# low oil pressure



## bigred94 (Sep 14, 2011)

on the 8n i just bought, when you first start it it has great oil pressure, when it runs for a few minutes it drops off the gauge but the tractor runs fine with no knocking. i have changed the oil thinking that might help but still does the same thing. does anyone have ideas of what is wrong or what i should try next?


----------



## ErnieS (Jun 1, 2011)

What oil did you put in? The book calls for 20 wt for temps between freezing and 86* F, but if your bearings are worn, you might want to go with 30 or even 40.
Another thing to try is run it until the oil pressure drops, shut it down and immediately check the oil. Does it show extremely low? Let it sit for 10 minutes and restart it. How is the oil pressure now?
I'm thinking the oil may not be draining back


----------



## bigred94 (Sep 14, 2011)

I used a 30 wt oil.

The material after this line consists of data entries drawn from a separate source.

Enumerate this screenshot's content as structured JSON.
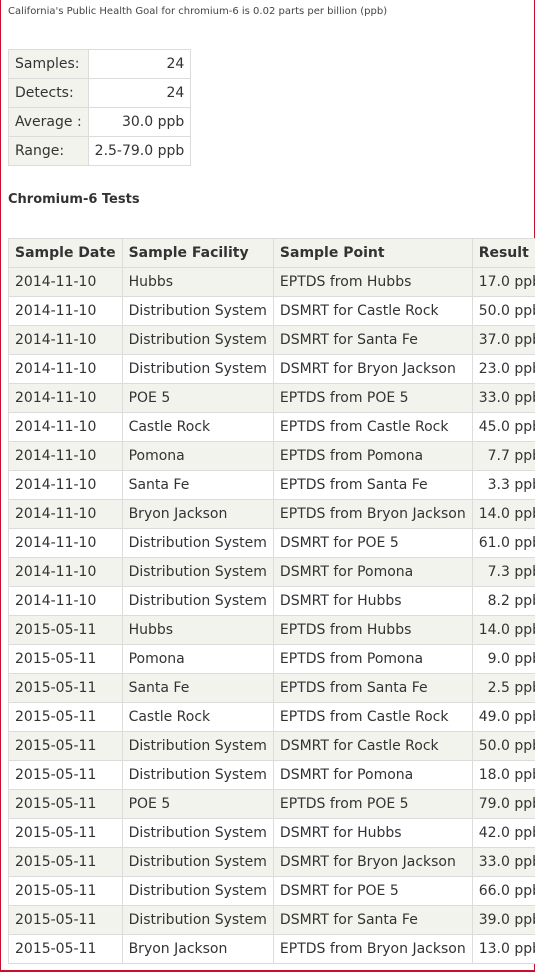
{
  "note": "California's Public Health Goal for chromium-6 is 0.02 parts per billion (ppb)",
  "summary": [
    {
      "label": "Samples:",
      "value": "24"
    },
    {
      "label": "Detects:",
      "value": "24"
    },
    {
      "label": "Average :",
      "value": "30.0 ppb"
    },
    {
      "label": "Range:",
      "value": "2.5-79.0 ppb"
    }
  ],
  "section_title": "Chromium-6 Tests",
  "columns": [
    "Sample Date",
    "Sample Facility",
    "Sample Point",
    "Result"
  ],
  "rows": [
    [
      "2014-11-10",
      "Hubbs",
      "EPTDS from Hubbs",
      "17.0 ppb"
    ],
    [
      "2014-11-10",
      "Distribution System",
      "DSMRT for Castle Rock",
      "50.0 ppb"
    ],
    [
      "2014-11-10",
      "Distribution System",
      "DSMRT for Santa Fe",
      "37.0 ppb"
    ],
    [
      "2014-11-10",
      "Distribution System",
      "DSMRT for Bryon Jackson",
      "23.0 ppb"
    ],
    [
      "2014-11-10",
      "POE 5",
      "EPTDS from POE 5",
      "33.0 ppb"
    ],
    [
      "2014-11-10",
      "Castle Rock",
      "EPTDS from Castle Rock",
      "45.0 ppb"
    ],
    [
      "2014-11-10",
      "Pomona",
      "EPTDS from Pomona",
      "7.7 ppb"
    ],
    [
      "2014-11-10",
      "Santa Fe",
      "EPTDS from Santa Fe",
      "3.3 ppb"
    ],
    [
      "2014-11-10",
      "Bryon Jackson",
      "EPTDS from Bryon Jackson",
      "14.0 ppb"
    ],
    [
      "2014-11-10",
      "Distribution System",
      "DSMRT for POE 5",
      "61.0 ppb"
    ],
    [
      "2014-11-10",
      "Distribution System",
      "DSMRT for Pomona",
      "7.3 ppb"
    ],
    [
      "2014-11-10",
      "Distribution System",
      "DSMRT for Hubbs",
      "8.2 ppb"
    ],
    [
      "2015-05-11",
      "Hubbs",
      "EPTDS from Hubbs",
      "14.0 ppb"
    ],
    [
      "2015-05-11",
      "Pomona",
      "EPTDS from Pomona",
      "9.0 ppb"
    ],
    [
      "2015-05-11",
      "Santa Fe",
      "EPTDS from Santa Fe",
      "2.5 ppb"
    ],
    [
      "2015-05-11",
      "Castle Rock",
      "EPTDS from Castle Rock",
      "49.0 ppb"
    ],
    [
      "2015-05-11",
      "Distribution System",
      "DSMRT for Castle Rock",
      "50.0 ppb"
    ],
    [
      "2015-05-11",
      "Distribution System",
      "DSMRT for Pomona",
      "18.0 ppb"
    ],
    [
      "2015-05-11",
      "POE 5",
      "EPTDS from POE 5",
      "79.0 ppb"
    ],
    [
      "2015-05-11",
      "Distribution System",
      "DSMRT for Hubbs",
      "42.0 ppb"
    ],
    [
      "2015-05-11",
      "Distribution System",
      "DSMRT for Bryon Jackson",
      "33.0 ppb"
    ],
    [
      "2015-05-11",
      "Distribution System",
      "DSMRT for POE 5",
      "66.0 ppb"
    ],
    [
      "2015-05-11",
      "Distribution System",
      "DSMRT for Santa Fe",
      "39.0 ppb"
    ],
    [
      "2015-05-11",
      "Bryon Jackson",
      "EPTDS from Bryon Jackson",
      "13.0 ppb"
    ]
  ]
}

I will do the test as you posted and I will post the results


----------



## bigred94 (Sep 14, 2011)

ok i started tractor today and gauge was reading 30 psi on oil. not ever ten minutes later it was reading 0. i checked oil before i stated it and made a note of what it was reading. when oil hit 0 on gauge i shut off tractor and checked oil. it was reading the same level as before i started tractor. now what? someone said maybe a relive valve?????


----------



## bigred94 (Sep 14, 2011)

anyone????


----------